Absolute Deprivation, Relative Deprivation, and Crime: A Change-Score Analysis of Structural Covariates of Crime

Open Access
Becker, Jacob H.
Graduate Program:
Crime, Law and Justice
Master of Arts
Document Type:
Master Thesis
Date of Defense:
July 15, 2010
Committee Members:
  • Derek Allen Kreager, Thesis Advisor
  • inequality
  • poverty
  • change
  • crime
  • relative deprivation
  • absolute deprivation
  • metropolitan counties
  • 1990
  • 2000
In this thesis, I examine the relationships between absolute deprivation, relative deprivation, and crime rates in metropolitan counties in and between 1990 and 2000. Based on existing theoretical and empirical research, I investigate several questions. First, are the relationships between absolute and relative deprivation and crime significant, and is one type of deprivation a better indicator of crime than the other?

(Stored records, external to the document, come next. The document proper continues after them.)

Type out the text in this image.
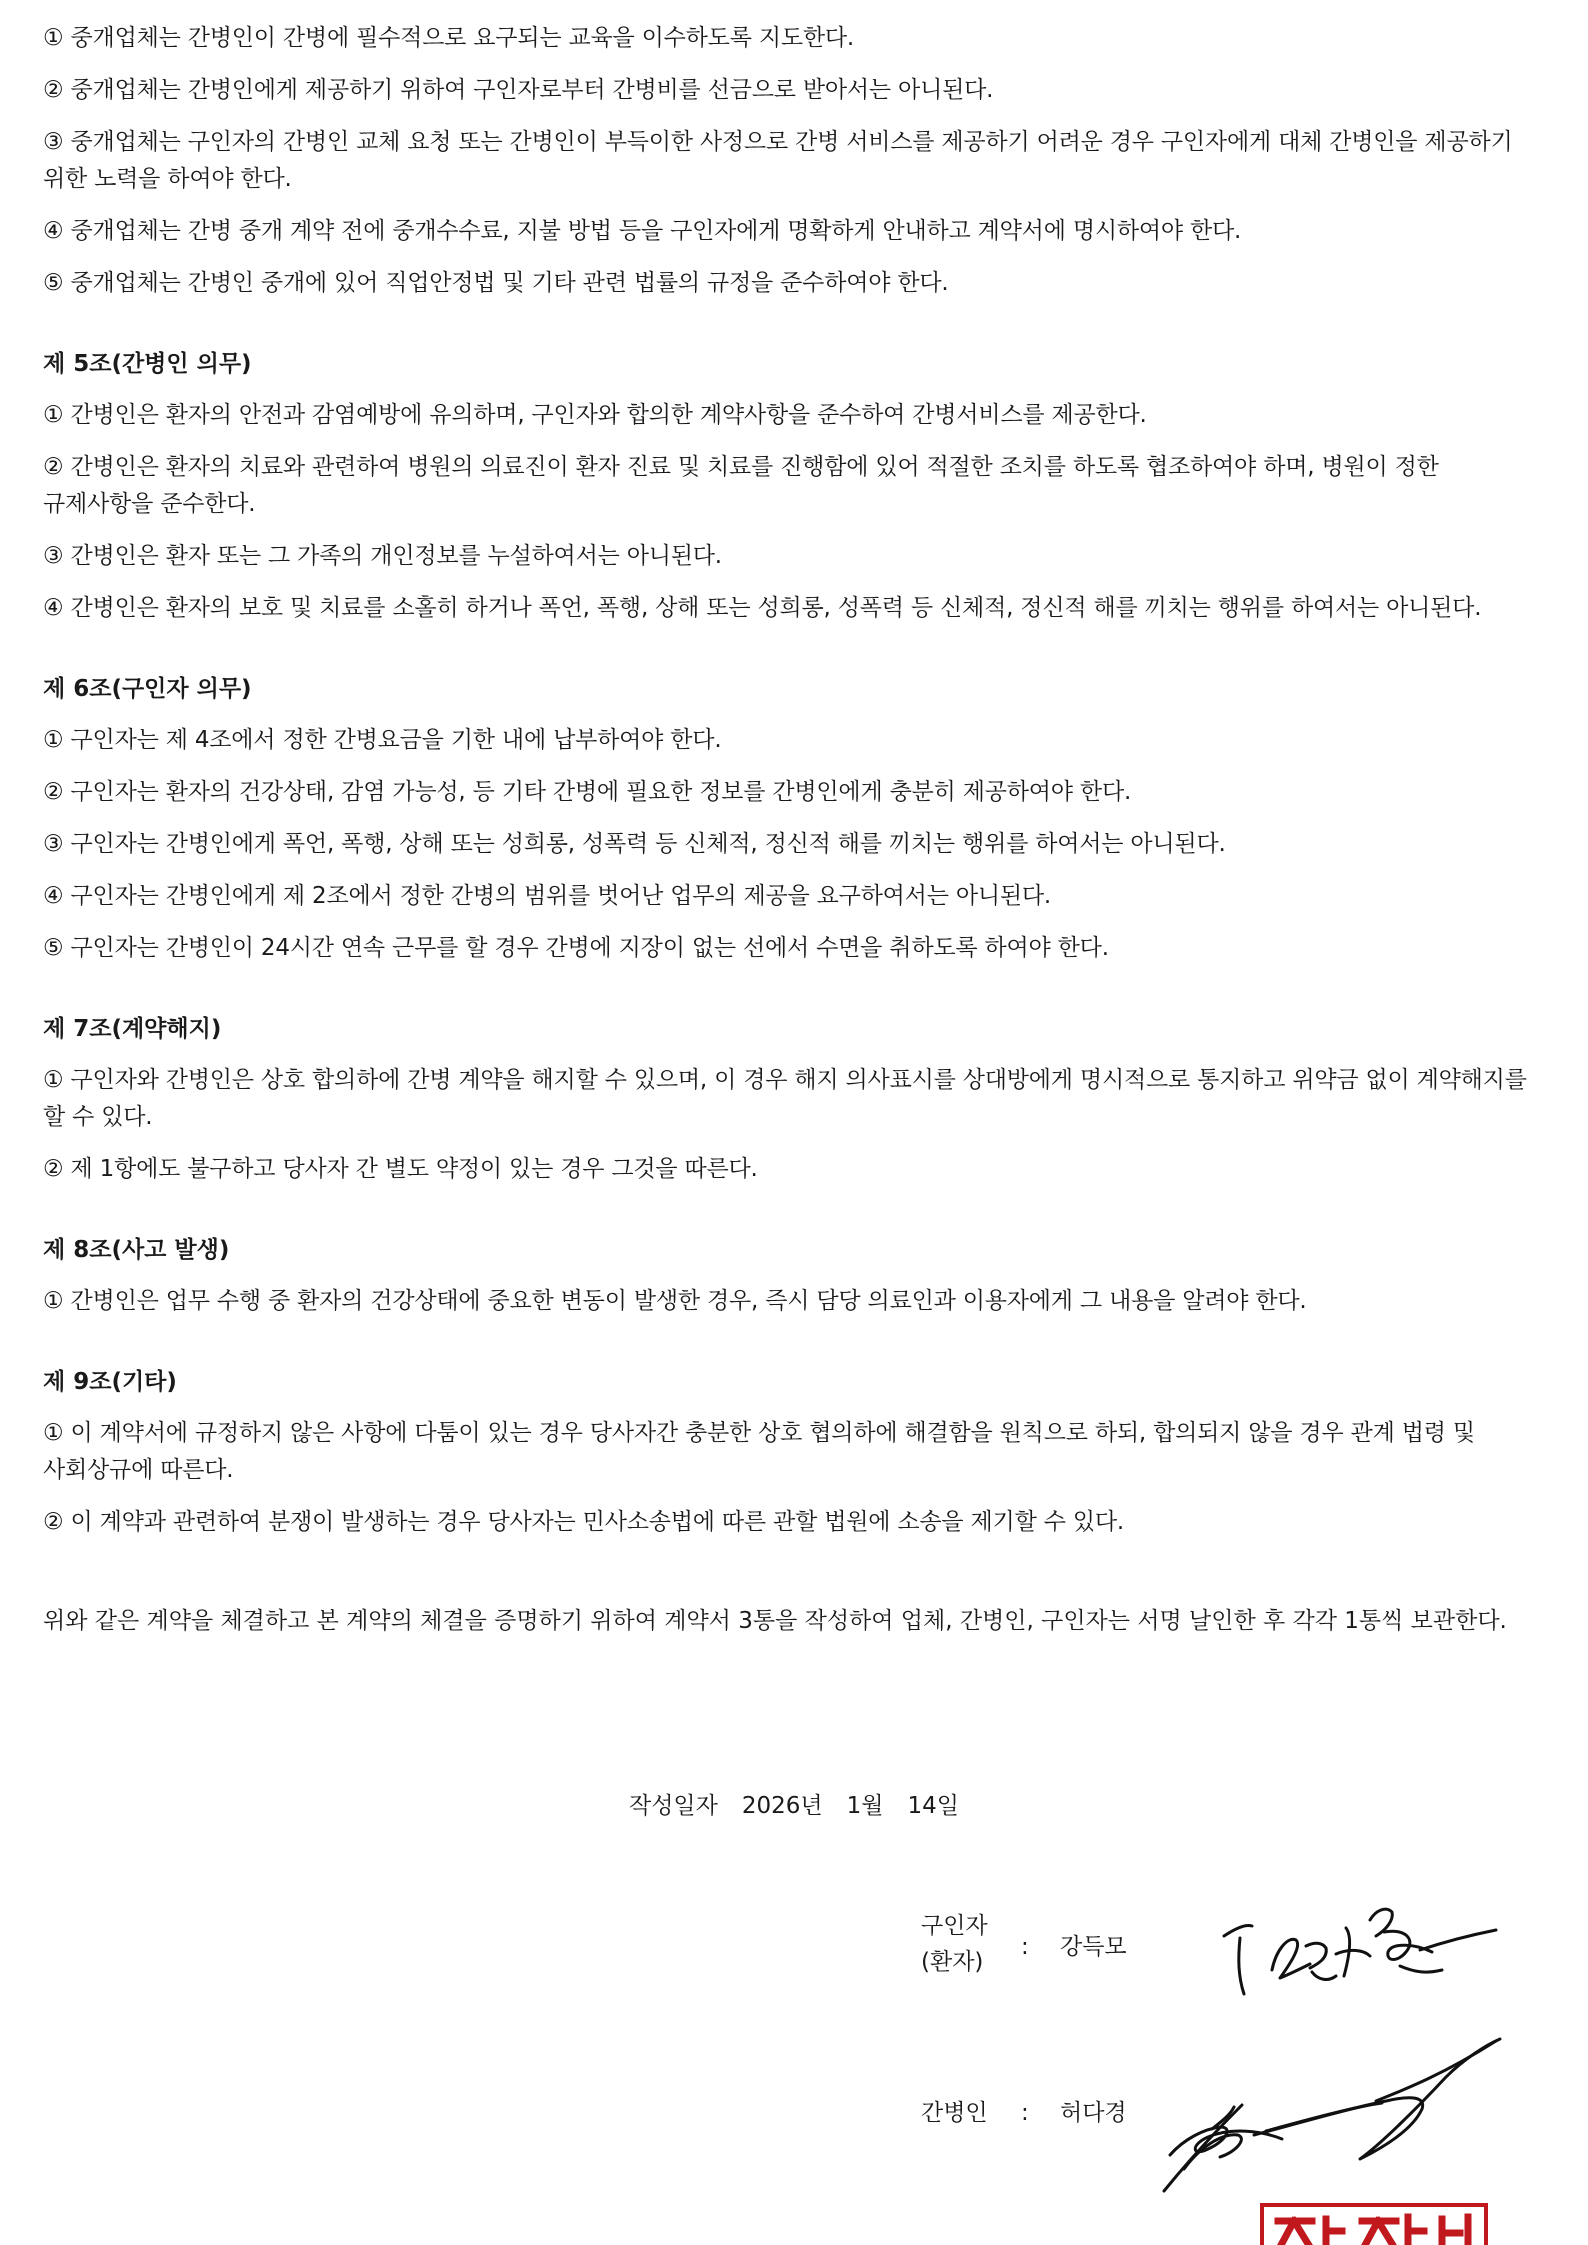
① 중개업체는 간병인이 간병에 필수적으로 요구되는 교육을 이수하도록 지도한다.

② 중개업체는 간병인에게 제공하기 위하여 구인자로부터 간병비를 선금으로 받아서는 아니된다.

③ 중개업체는 구인자의 간병인 교체 요청 또는 간병인이 부득이한 사정으로 간병 서비스를 제공하기 어려운 경우 구인자에게 대체 간병인을 제공하기 위한 노력을 하여야 한다.

④ 중개업체는 간병 중개 계약 전에 중개수수료, 지불 방법 등을 구인자에게 명확하게 안내하고 계약서에 명시하여야 한다.

⑤ 중개업체는 간병인 중개에 있어 직업안정법 및 기타 관련 법률의 규정을 준수하여야 한다.

제 5조(간병인 의무)

① 간병인은 환자의 안전과 감염예방에 유의하며, 구인자와 합의한 계약사항을 준수하여 간병서비스를 제공한다.

② 간병인은 환자의 치료와 관련하여 병원의 의료진이 환자 진료 및 치료를 진행함에 있어 적절한 조치를 하도록 협조하여야 하며, 병원이 정한 규제사항을 준수한다.

③ 간병인은 환자 또는 그 가족의 개인정보를 누설하여서는 아니된다.

④ 간병인은 환자의 보호 및 치료를 소홀히 하거나 폭언, 폭행, 상해 또는 성희롱, 성폭력 등 신체적, 정신적 해를 끼치는 행위를 하여서는 아니된다.

제 6조(구인자 의무)

① 구인자는 제 4조에서 정한 간병요금을 기한 내에 납부하여야 한다.

② 구인자는 환자의 건강상태, 감염 가능성, 등 기타 간병에 필요한 정보를 간병인에게 충분히 제공하여야 한다.

③ 구인자는 간병인에게 폭언, 폭행, 상해 또는 성희롱, 성폭력 등 신체적, 정신적 해를 끼치는 행위를 하여서는 아니된다.

④ 구인자는 간병인에게 제 2조에서 정한 간병의 범위를 벗어난 업무의 제공을 요구하여서는 아니된다.

⑤ 구인자는 간병인이 24시간 연속 근무를 할 경우 간병에 지장이 없는 선에서 수면을 취하도록 하여야 한다.

제 7조(계약해지)

① 구인자와 간병인은 상호 합의하에 간병 계약을 해지할 수 있으며, 이 경우 해지 의사표시를 상대방에게 명시적으로 통지하고 위약금 없이 계약해지를 할 수 있다.

② 제 1항에도 불구하고 당사자 간 별도 약정이 있는 경우 그것을 따른다.

제 8조(사고 발생)

① 간병인은 업무 수행 중 환자의 건강상태에 중요한 변동이 발생한 경우, 즉시 담당 의료인과 이용자에게 그 내용을 알려야 한다.

제 9조(기타)

① 이 계약서에 규정하지 않은 사항에 다툼이 있는 경우 당사자간 충분한 상호 협의하에 해결함을 원칙으로 하되, 합의되지 않을 경우 관계 법령 및 사회상규에 따른다.

② 이 계약과 관련하여 분쟁이 발생하는 경우 당사자는 민사소송법에 따른 관할 법원에 소송을 제기할 수 있다.

위와 같은 계약을 체결하고 본 계약의 체결을 증명하기 위하여 계약서 3통을 작성하여 업체, 간병인, 구인자는 서명 날인한 후 각각 1통씩 보관한다.

작성일자 2026년 1월 14일
구인자
(환자)
: 강득모
간병인 : 허다경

Are the relationships stable after controlling for other theoretically relevant structural conditions? Finally, are the relationships the same at two time points, as well as over time? I employ cross-sectional analyses of the static relationships in 1990 and 2000 and change-score analyses of the relationships over the two decennial periods. The latter analyses add to the limited body of research examining the dynamic relationships between deprivation and crime. I measure county-level structural characteristics based on 1990 and 2000 Census data and use ordinary least-squares regression models to predict total, violent, property, and homicide crime rates. I then regress differences in crime rates from 1990 to 2000 on differences in the independent variables to examine the dynamic relationships between structural conditions and crime. The results of the cross-sectional analyses universally support the conclusion that absolute deprivation has a stronger association with crime than does relative deprivation. However, the change-score analyses indicate that not only do changes in levels of relative deprivation have stronger relationships than changes in absolute deprivation with shifts in crime levels, but that these relationships are unexpectedly negative. The implications of these results for theory and research are discussed.